Config Caching Filesystem (ccfs)

One of the problems we’ve had to deal with on our servers is high load on the fileserver that holds the user directories. I haven’t worked out if it’s because we’re using standard workstation hardware for our servers, or if it’s a btrfs problem.

The strange thing is that the load will shoot up at random times when the network shouldn’t be that taxed, and then be fine when every computer in the school has someone logged into it.

Anyhow, we hit a point where the load on the server hit something like 60 and the workstations would lock for sixty seconds (or more) while waiting the the NFS server to respond again. This seemed to happen most often when all of the students in the computer room opened Firefox at the same time.

In a fit of desperation, I threw together a python fuse filesystem that I have cunningly called the Config Caching Filesystem (or ccfs for short). The concept is simple. A user’s home directory at /netshare/users/[username] is essentially bind-mounted to /home/[username] using ccfs.

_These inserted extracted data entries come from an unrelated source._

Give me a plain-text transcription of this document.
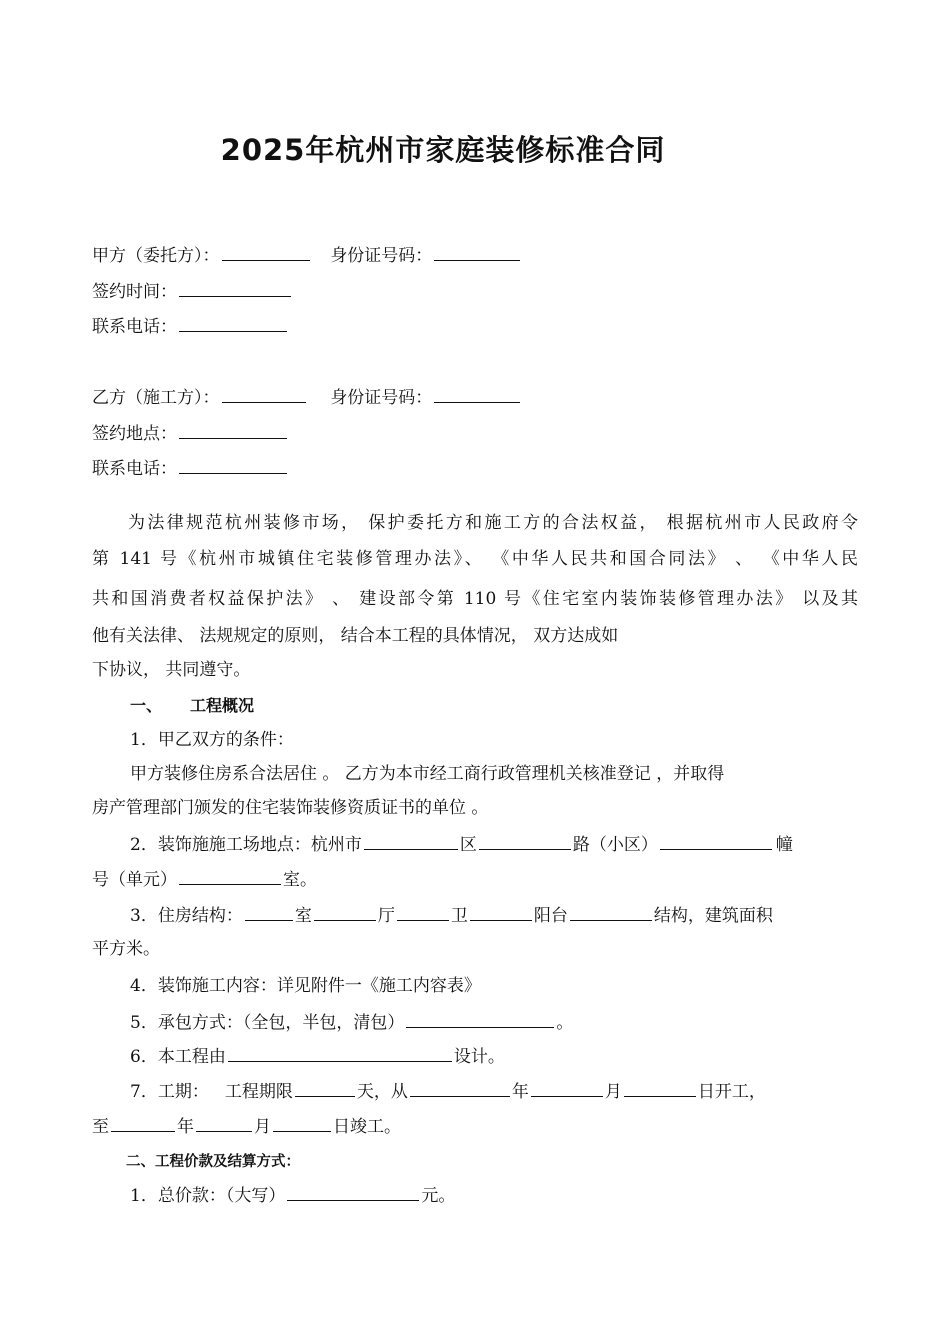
2025年杭州市家庭装修标准合同
甲方（委托方）：	身份证号码：
签约时间：
联系电话：
乙方（施工方）：	身份证号码：
签约地点：
联系电话：
为法律规范杭州装修市场， 保护委托方和施工方的合法权益， 根据杭州市人民政府令
第 141 号《杭州市城镇住宅装修管理办法》、 《中华人民共和国合同法》 、 《中华人民
共和国消费者权益保护法》 、 建设部令第 110 号《住宅室内装饰装修管理办法》 以及其
他有关法律、 法规规定的原则， 结合本工程的具体情况， 双方达成如
下协议， 共同遵守。
一、 工程概况
1．甲乙双方的条件：
甲方装修住房系合法居住 。 乙方为本市经工商行政管理机关核准登记 ，并取得
房产管理部门颁发的住宅装饰装修资质证书的单位 。
2．装饰施施工场地点：杭州市	区	路（小区）	幢
号（单元）	室。
3．住房结构：	室	厅	卫	阳台	结构，建筑面积
平方米。
4．装饰施工内容：详见附件一《施工内容表》
5．承包方式：（全包，半包，清包）	。
6．本工程由	设计。
7．工期： 工程期限	天，从	年	月	日开工，
至	年	月	日竣工。
二、工程价款及结算方式：
1．总价款：（大写）	元。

The thing that separates ccfs from a simple fuse bind-mount is that every time a configuration file (one that starts with a “.”) is opened for writing, it is copied to a per-user cache directory in /tmp and opened for writing there. When the user logs out, /home/[username] is unmounted, and all of the files in the cache are copied back to /netshare/users/[username] using rsync. Any normal files are written directly to /netshare/users/[username], bypassing the cache.

Now the only time the server is being written to is when someone actually saves a file or when they log out. The load on the server rarely goes above five, and even then it’s only when everyone is logging out simultaneously, and the server recovers quickly.

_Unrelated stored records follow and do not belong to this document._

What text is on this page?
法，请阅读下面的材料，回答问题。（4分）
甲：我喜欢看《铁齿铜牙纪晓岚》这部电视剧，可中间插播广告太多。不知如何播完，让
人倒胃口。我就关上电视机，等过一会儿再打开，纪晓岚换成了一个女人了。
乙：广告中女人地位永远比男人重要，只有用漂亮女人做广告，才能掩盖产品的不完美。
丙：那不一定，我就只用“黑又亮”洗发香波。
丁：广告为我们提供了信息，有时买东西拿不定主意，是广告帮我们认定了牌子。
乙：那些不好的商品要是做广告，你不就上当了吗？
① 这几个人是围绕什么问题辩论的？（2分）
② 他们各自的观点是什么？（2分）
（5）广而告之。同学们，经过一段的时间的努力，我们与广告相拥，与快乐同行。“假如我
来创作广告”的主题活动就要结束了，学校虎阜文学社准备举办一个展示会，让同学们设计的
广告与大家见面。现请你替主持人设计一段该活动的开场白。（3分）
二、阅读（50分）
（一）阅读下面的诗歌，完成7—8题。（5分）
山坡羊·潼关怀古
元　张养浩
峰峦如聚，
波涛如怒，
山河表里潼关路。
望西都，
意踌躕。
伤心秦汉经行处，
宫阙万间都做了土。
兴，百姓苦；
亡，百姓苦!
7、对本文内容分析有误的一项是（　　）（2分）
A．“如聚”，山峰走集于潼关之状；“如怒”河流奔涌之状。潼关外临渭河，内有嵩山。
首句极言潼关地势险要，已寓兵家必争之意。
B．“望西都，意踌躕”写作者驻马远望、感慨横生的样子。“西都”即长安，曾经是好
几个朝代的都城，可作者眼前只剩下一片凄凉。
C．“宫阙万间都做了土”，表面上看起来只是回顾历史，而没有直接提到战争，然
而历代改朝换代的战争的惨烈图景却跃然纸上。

A few bugs have cropped up, but I think I’ve got the main ones. The biggest bug was that some students were resetting their desktops when the system didn’t log out quickly enough and were getting corrupted configuration directories, mainly for Firefox. I fixed that by using –delay-updates with rsync so you either get the fully updated configuration files or you’re left with the configuration files were there when you logged in.

I do think this solution is a bit hacky, but it’s had a great effect on the responsiveness of our workstations, so I’ll just have to live with it.

Ccfs is available here for those interested, but if it breaks, you get to keep both pieces.

Jetpack credit: Fly with U.S. poster by Tom Whalen. Used under CC BY-NC-ND


Comments

Anonymous
Monday, Jan 10, 2011

Did you evaluate FS-Cache which can already provide NFS caching and it part of the kernel/utils?

Jonathan Dieter
Tuesday, Jan 11, 2011

I did. In fact, it’s already running by default on all of our clients. The problem is that we’re being hit by storms of writes, and, as I understand it, FS-Cache doesn’t (and shouldn’t) cache writes while delaying sending them to the server.